Amy: I Won’t Let Cerebral Palsy Interfere with My Life’s Purpose
Throughout my life, I have relied on a large network of organizations and individual caregivers to take care of my basic needs. Twenty-one years ago, I was born 11 weeks premature and with Cerebral Palsy. As a result, I have been confined to a wheelchair most of my life. One of the greatest achievements in my life occurred when I walked across the stage to receive my high school diploma.
After I graduated, no one was really sure how to transition me. It was hard to find caregivers who would help me. Who was going to feed me, dress me, and get me where I was going? It was unnerving and terribly difficult.
No one in Loudoun should be limited by a physical disability.
But, over time, I gathered a network of caregivers who really care for me.

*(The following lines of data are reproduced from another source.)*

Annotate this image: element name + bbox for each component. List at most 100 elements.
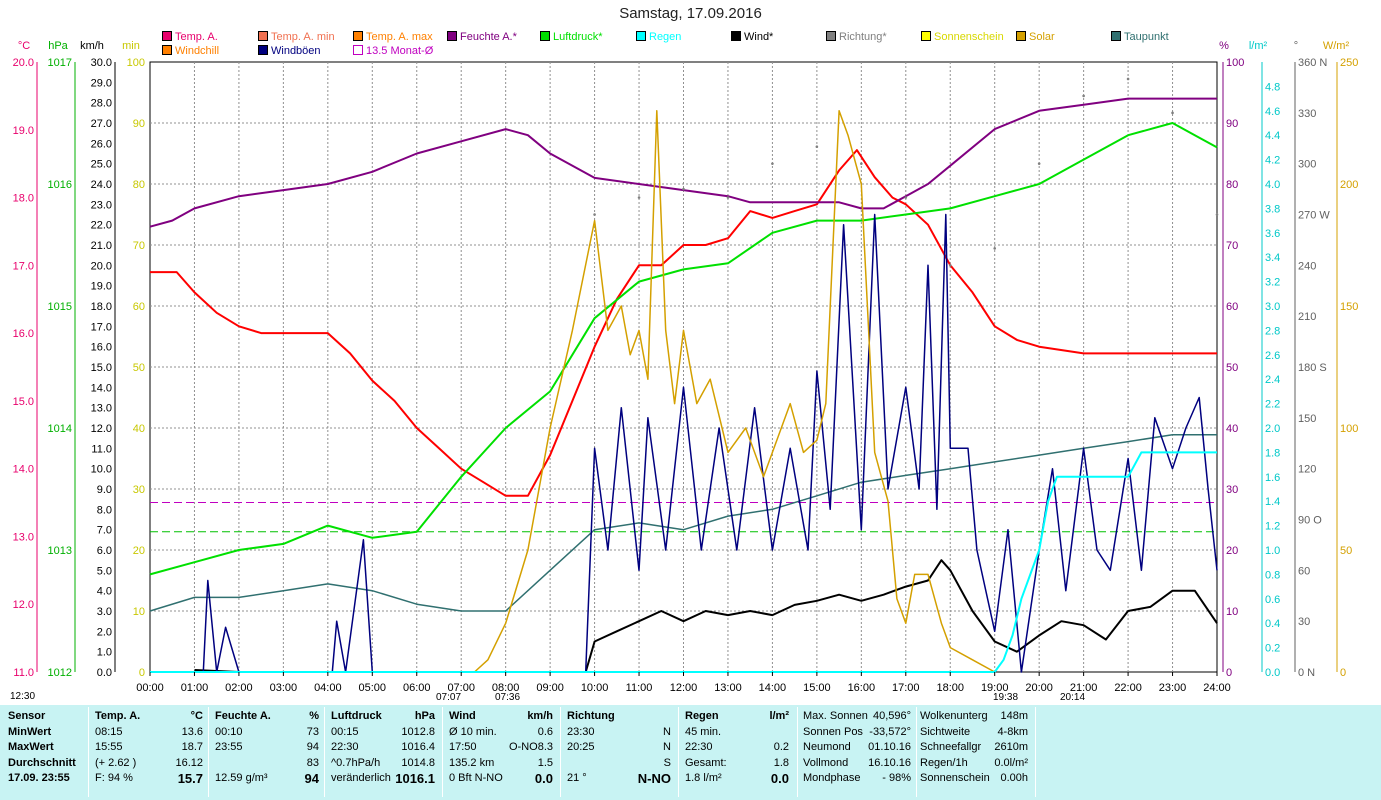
rain_lm2-tick-label: 4.4 xyxy=(1265,130,1280,142)
humidity_pct-tick-label: 30 xyxy=(1226,484,1238,496)
legend-label: Temp. A. xyxy=(175,31,218,43)
humidity_pct-tick-label: 20 xyxy=(1226,545,1238,557)
humidity_pct-tick-label: 70 xyxy=(1226,240,1238,252)
rain_lm2-tick-label: 2.6 xyxy=(1265,350,1280,362)
sun_min-tick-label: 30 xyxy=(133,484,145,496)
legend-swatch xyxy=(447,31,457,41)
legend-swatch xyxy=(826,31,836,41)
rain_lm2-tick-label: 2.2 xyxy=(1265,399,1280,411)
x-tick-label: 05:00 xyxy=(359,682,387,694)
rain_lm2-tick-label: 1.6 xyxy=(1265,472,1280,484)
wind_kmh-tick-label: 29.0 xyxy=(91,77,112,89)
direction-point xyxy=(1082,94,1085,98)
wind_kmh-tick-label: 11.0 xyxy=(91,443,112,455)
x-tick-label: 08:00 xyxy=(492,682,520,694)
humidity_pct-tick-label: 80 xyxy=(1226,179,1238,191)
legend-swatch xyxy=(921,31,931,41)
x-tick-label: 06:00 xyxy=(403,682,431,694)
legend-swatch xyxy=(731,31,741,41)
rain_lm2-tick-label: 4.6 xyxy=(1265,106,1280,118)
sun_min-tick-label: 40 xyxy=(133,423,145,435)
direction_deg-tick-label: 0 N xyxy=(1298,667,1315,679)
rain_lm2-tick-label: 3.6 xyxy=(1265,228,1280,240)
x-tick-label: 16:00 xyxy=(848,682,876,694)
wind_kmh-tick-label: 19.0 xyxy=(91,281,112,293)
solar_wm2-unit-label: W/m² xyxy=(1323,40,1350,52)
temp_c-tick-label: 16.0 xyxy=(13,328,34,340)
legend-label: Windchill xyxy=(175,45,220,57)
wind_kmh-tick-label: 24.0 xyxy=(91,179,112,191)
direction-point xyxy=(682,187,685,191)
series-regen xyxy=(150,451,1217,673)
wind_kmh-tick-label: 0.0 xyxy=(97,667,112,679)
wind_kmh-tick-label: 20.0 xyxy=(91,260,112,272)
sunrise-time-b: 07:36 xyxy=(495,692,521,703)
legend-item: Temp. A. min xyxy=(258,31,335,43)
direction_deg-tick-label: 300 xyxy=(1298,159,1316,171)
series-feuchte-a xyxy=(149,97,1217,228)
direction_deg-tick-label: 360 N xyxy=(1298,57,1327,69)
temp_c-tick-label: 18.0 xyxy=(13,193,34,205)
solar_wm2-tick-label: 0 xyxy=(1340,667,1346,679)
legend-label: Windböen xyxy=(271,45,321,57)
sun_min-tick-label: 20 xyxy=(133,545,145,557)
weather-chart: 20.0 19.0 18.0 17.0 16.0 15.0 14.0 13.0 12.0 11.0… xyxy=(13,40,1359,694)
humidity_pct-tick-label: 0 xyxy=(1226,667,1232,679)
direction_deg-unit-label: ° xyxy=(1294,40,1298,52)
solar_wm2-tick-label: 200 xyxy=(1340,179,1358,191)
direction-point xyxy=(904,196,908,199)
legend-swatch xyxy=(258,45,268,55)
legend-label: Temp. A. max xyxy=(366,31,433,43)
direction_deg-tick-label: 60 xyxy=(1298,565,1310,577)
wind_kmh-tick-label: 10.0 xyxy=(91,464,112,476)
rain_lm2-tick-label: 3.2 xyxy=(1265,277,1280,289)
direction-point xyxy=(860,162,863,165)
legend-label: Luftdruck* xyxy=(553,31,603,43)
wind_kmh-unit-label: km/h xyxy=(80,40,104,52)
series-wind xyxy=(194,559,1218,673)
legend-swatch xyxy=(258,31,268,41)
x-tick-label: 20:00 xyxy=(1025,682,1053,694)
wind_kmh-tick-label: 13.0 xyxy=(91,403,112,415)
temp-column: Temp. A. °C 08:15 13.6 15:55 18.7 (+ 2.62 )… xyxy=(95,710,203,786)
x-tick-label: 02:00 xyxy=(225,682,253,694)
misc-column: Wolkenunterg 148m Sichtweite 4-8km Schneef… xyxy=(920,710,1028,784)
rain_lm2-unit-label: l/m² xyxy=(1249,40,1268,52)
direction-point xyxy=(1171,111,1174,115)
series-temp-a xyxy=(150,149,1217,497)
x-tick-label: 22:00 xyxy=(1114,682,1142,694)
wind_kmh-tick-label: 8.0 xyxy=(97,504,112,516)
rain-column: Regen l/m² 45 min. 22:30 0.2 Gesamt: 1.8 1.… xyxy=(685,710,789,786)
x-tick-label: 19:00 xyxy=(981,682,1009,694)
direction_deg-tick-label: 30 xyxy=(1298,616,1310,628)
legend-item: Richtung* xyxy=(826,31,887,43)
pressure-column: Luftdruck hPa 00:15 1012.8 22:30 1016.4 ^0.… xyxy=(331,710,435,786)
wind_kmh-tick-label: 15.0 xyxy=(91,362,112,374)
zoom-time: 12:30 xyxy=(10,691,36,702)
legend-item: Sonnenschein xyxy=(921,31,1004,43)
legend-swatch xyxy=(1016,31,1026,41)
wind_kmh-tick-label: 7.0 xyxy=(97,525,112,537)
legend-item: Feuchte A.* xyxy=(447,31,517,43)
x-tick-label: 01:00 xyxy=(181,682,209,694)
pressure_hpa-tick-label: 1015 xyxy=(48,301,72,313)
sunrise-time-a: 07:07 xyxy=(436,692,462,703)
wind_kmh-tick-label: 28.0 xyxy=(91,98,112,110)
x-tick-label: 21:00 xyxy=(1070,682,1098,694)
rain_lm2-tick-label: 3.4 xyxy=(1265,252,1280,264)
direction_deg-tick-label: 150 xyxy=(1298,413,1316,425)
legend-item: Windchill xyxy=(162,45,219,57)
legend-swatch xyxy=(162,31,172,41)
rain_lm2-tick-label: 4.8 xyxy=(1265,81,1280,93)
humidity_pct-tick-label: 10 xyxy=(1226,606,1238,618)
rain_lm2-tick-label: 3.8 xyxy=(1265,203,1280,215)
rain_lm2-tick-label: 0.6 xyxy=(1265,594,1280,606)
wind_kmh-tick-label: 1.0 xyxy=(97,647,112,659)
legend-label: Sonnenschein xyxy=(934,31,1004,43)
humidity_pct-tick-label: 100 xyxy=(1226,57,1244,69)
direction-point xyxy=(771,162,774,165)
legend-label: Feuchte A.* xyxy=(460,31,517,43)
x-tick-label: 14:00 xyxy=(759,682,787,694)
rain_lm2-tick-label: 4.2 xyxy=(1265,155,1280,167)
sun_min-tick-label: 50 xyxy=(133,362,145,374)
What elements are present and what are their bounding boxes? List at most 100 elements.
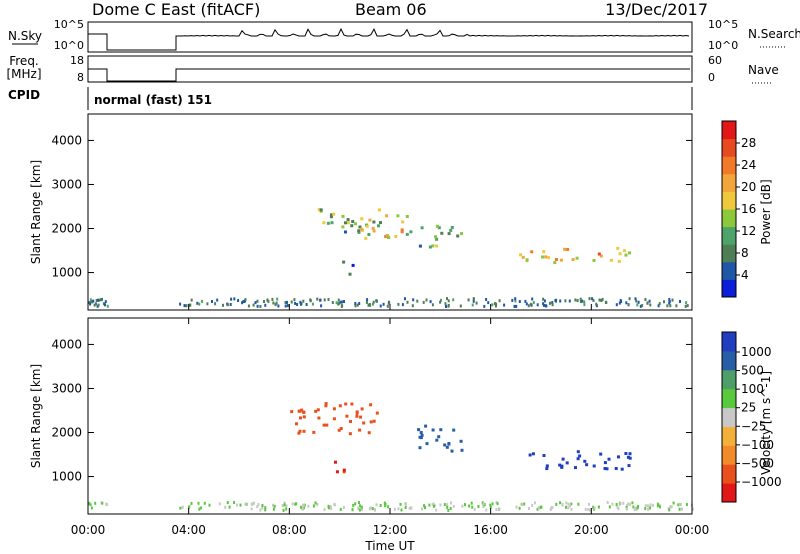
power-cell — [286, 300, 288, 304]
velocity-cell — [379, 504, 382, 507]
power-cell — [259, 305, 262, 308]
power-cell — [648, 299, 651, 303]
x-axis-label: Time UT — [364, 539, 415, 553]
power-cell — [591, 297, 594, 301]
power-cell — [429, 300, 432, 304]
velocity-cell — [410, 506, 413, 510]
velocity-cell — [418, 446, 422, 450]
velocity-cell — [523, 502, 526, 506]
velocity-cell — [565, 461, 569, 465]
colorbar-tick-label: −500 — [741, 456, 774, 470]
power-cell — [575, 256, 579, 260]
power-cell — [657, 304, 660, 308]
power-cell — [663, 300, 665, 304]
power-cell — [576, 299, 579, 303]
velocity-cell — [302, 507, 305, 511]
velocity-cell — [89, 503, 92, 507]
power-cell — [214, 302, 217, 306]
power-cell — [368, 218, 372, 222]
velocity-cell — [628, 452, 632, 456]
velocity-cell — [257, 503, 260, 507]
velocity-cell — [264, 508, 267, 512]
power-cell — [379, 221, 382, 225]
velocity-cell — [271, 503, 274, 507]
velocity-cell — [244, 502, 247, 506]
velocity-cell — [312, 430, 316, 434]
velocity-cell — [561, 502, 564, 506]
power-cell — [329, 215, 333, 219]
velocity-cell — [408, 506, 411, 510]
velocity-cell — [354, 502, 357, 506]
velocity-cell — [349, 420, 352, 423]
power-cell — [372, 302, 374, 306]
velocity-cell — [283, 503, 286, 507]
power-cell — [190, 298, 193, 302]
velocity-cell — [491, 502, 494, 506]
y-tick-label: 3000 — [51, 381, 82, 395]
power-cell — [272, 301, 275, 305]
velocity-cell — [332, 417, 336, 421]
velocity-cell — [324, 404, 328, 408]
velocity-cell — [443, 503, 446, 507]
power-cell — [472, 299, 475, 303]
power-cell — [541, 255, 545, 259]
power-cell — [579, 297, 582, 301]
power-cell — [226, 303, 229, 307]
power-cell — [514, 299, 517, 303]
velocity-cell — [619, 502, 622, 505]
velocity-cell — [375, 411, 379, 415]
power-cell — [623, 249, 626, 253]
power-cell — [675, 304, 678, 308]
velocity-cell — [521, 503, 524, 506]
power-cell — [598, 298, 601, 302]
nsky-panel: N.Sky 10^5 10^0 10^5 10^0 N.Search — [8, 18, 800, 53]
velocity-cell — [245, 502, 248, 506]
colorbar-swatch — [722, 226, 736, 245]
velocity-cell — [587, 502, 590, 506]
velocity-cell — [445, 445, 449, 449]
velocity-cell — [678, 503, 681, 506]
power-cell — [351, 220, 355, 223]
power-cell — [372, 220, 376, 224]
velocity-cell — [362, 421, 366, 425]
colorbar-swatch — [722, 332, 736, 352]
velocity-cell — [452, 504, 455, 508]
velocity-cell — [369, 420, 373, 424]
velocity-cell — [433, 504, 435, 508]
velocity-cell — [482, 502, 485, 505]
x-tick-label: 20:00 — [574, 523, 609, 537]
power-cell — [467, 298, 470, 302]
velocity-cell — [236, 503, 238, 507]
power-cell — [588, 297, 591, 301]
velocity-cell — [605, 467, 609, 471]
velocity-cell — [657, 504, 659, 508]
velocity-cell — [342, 470, 346, 474]
velocity-cell — [603, 467, 607, 470]
velocity-cell — [404, 502, 407, 505]
velocity-cell — [358, 501, 360, 505]
power-cell — [327, 298, 330, 301]
velocity-cell — [200, 506, 203, 510]
power-cell — [104, 303, 106, 307]
power-cell — [644, 298, 647, 301]
power-cell — [527, 304, 530, 308]
velocity-cell — [446, 505, 449, 509]
velocity-cell — [228, 505, 231, 509]
power-cell — [290, 300, 293, 304]
velocity-cell — [332, 407, 336, 411]
velocity-cell — [190, 501, 193, 505]
colorbar-swatch — [722, 279, 736, 298]
velocity-cell — [681, 507, 683, 511]
colorbar-tick-label: 1000 — [741, 345, 772, 359]
power-cell — [348, 272, 352, 276]
power-cell — [91, 300, 94, 304]
power-cell — [634, 297, 637, 301]
velocity-cell — [471, 505, 474, 509]
velocity-cell — [307, 504, 310, 508]
velocity-cell — [647, 504, 649, 508]
velocity-panel: 1000 2000 3000 4000 Slant Range [km] 1000 50… — [29, 317, 782, 515]
velocity-cell — [369, 506, 372, 510]
colorbar-swatch — [722, 121, 736, 140]
power-cell — [686, 304, 689, 308]
velocity-cell — [628, 456, 632, 460]
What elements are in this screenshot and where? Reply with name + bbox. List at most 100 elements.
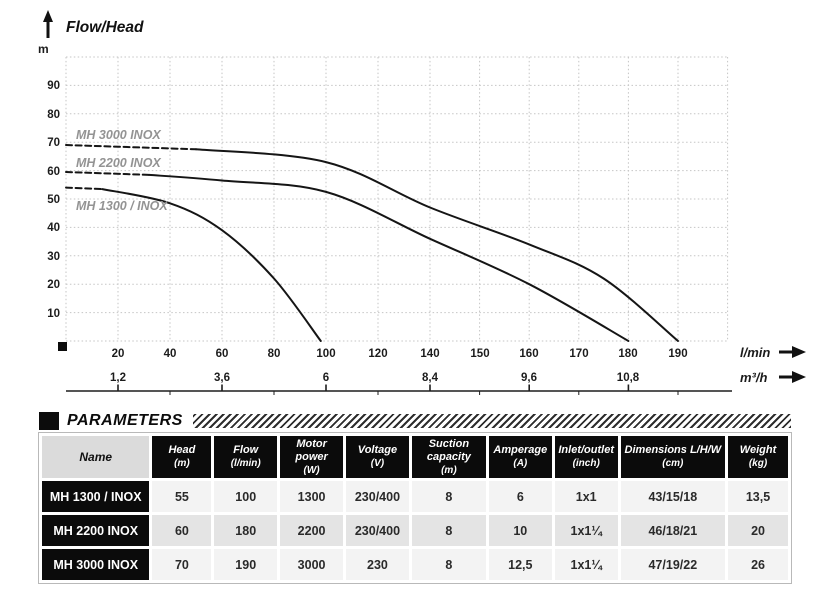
col-header-flow: Flow (l/min) xyxy=(214,436,278,478)
col-header-unit: (W) xyxy=(303,464,320,476)
parameters-table: Name Head (m) Flow (l/min) Motor power (W) … xyxy=(38,432,792,584)
param-value-cell: 230/400 xyxy=(346,515,409,546)
x-tick-label: 190 xyxy=(668,348,687,360)
x-tick-label: 180 xyxy=(618,348,637,360)
y-axis-unit: m xyxy=(38,42,49,56)
y-tick-label: 50 xyxy=(47,194,60,206)
param-value-cell: 230 xyxy=(346,549,409,580)
param-value-cell: 8 xyxy=(411,481,486,512)
param-value-cell: 47/19/22 xyxy=(620,549,726,580)
x-tick-label: 20 xyxy=(112,348,125,360)
param-value-cell: 3000 xyxy=(280,549,344,580)
col-header-label: Weight xyxy=(739,444,777,456)
axis-origin-marker xyxy=(58,342,67,351)
curve-label: MH 2200 INOX xyxy=(76,156,161,170)
col-header-head: Head (m) xyxy=(152,436,212,478)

I started college, but I was called instead to go into community service. So, I left my studies behind and joined a performance-based advocacy group that teaches empathy through a collection of monologues and songs. We demonstrated that people with special needs are beautiful, and we have a tremendous passion for helping others express themselves. By sharing my own story, I can create a more inclusive and caring world.
The cast is a loving and supportive family. So when my cast sister passed away from cancer, it changed my life. I realized just how precious life is. It was a humbling experience to watch a friend who had always been so strong struggle for air. In her honor, I celebrate Caregiver Appreciation Day every year on February 11, her birthday.
Last year, I launched a website to build an awareness of the value of generosity. I want to teach people how they can help those in need. If I share my past—tips about what I needed and how others can help—I can help others like myself.
The question I ask myself every single day is, “What am I feeling is needed most in this world and how can I, as one person, help to End the Need?” I hope you ask yourself the same question.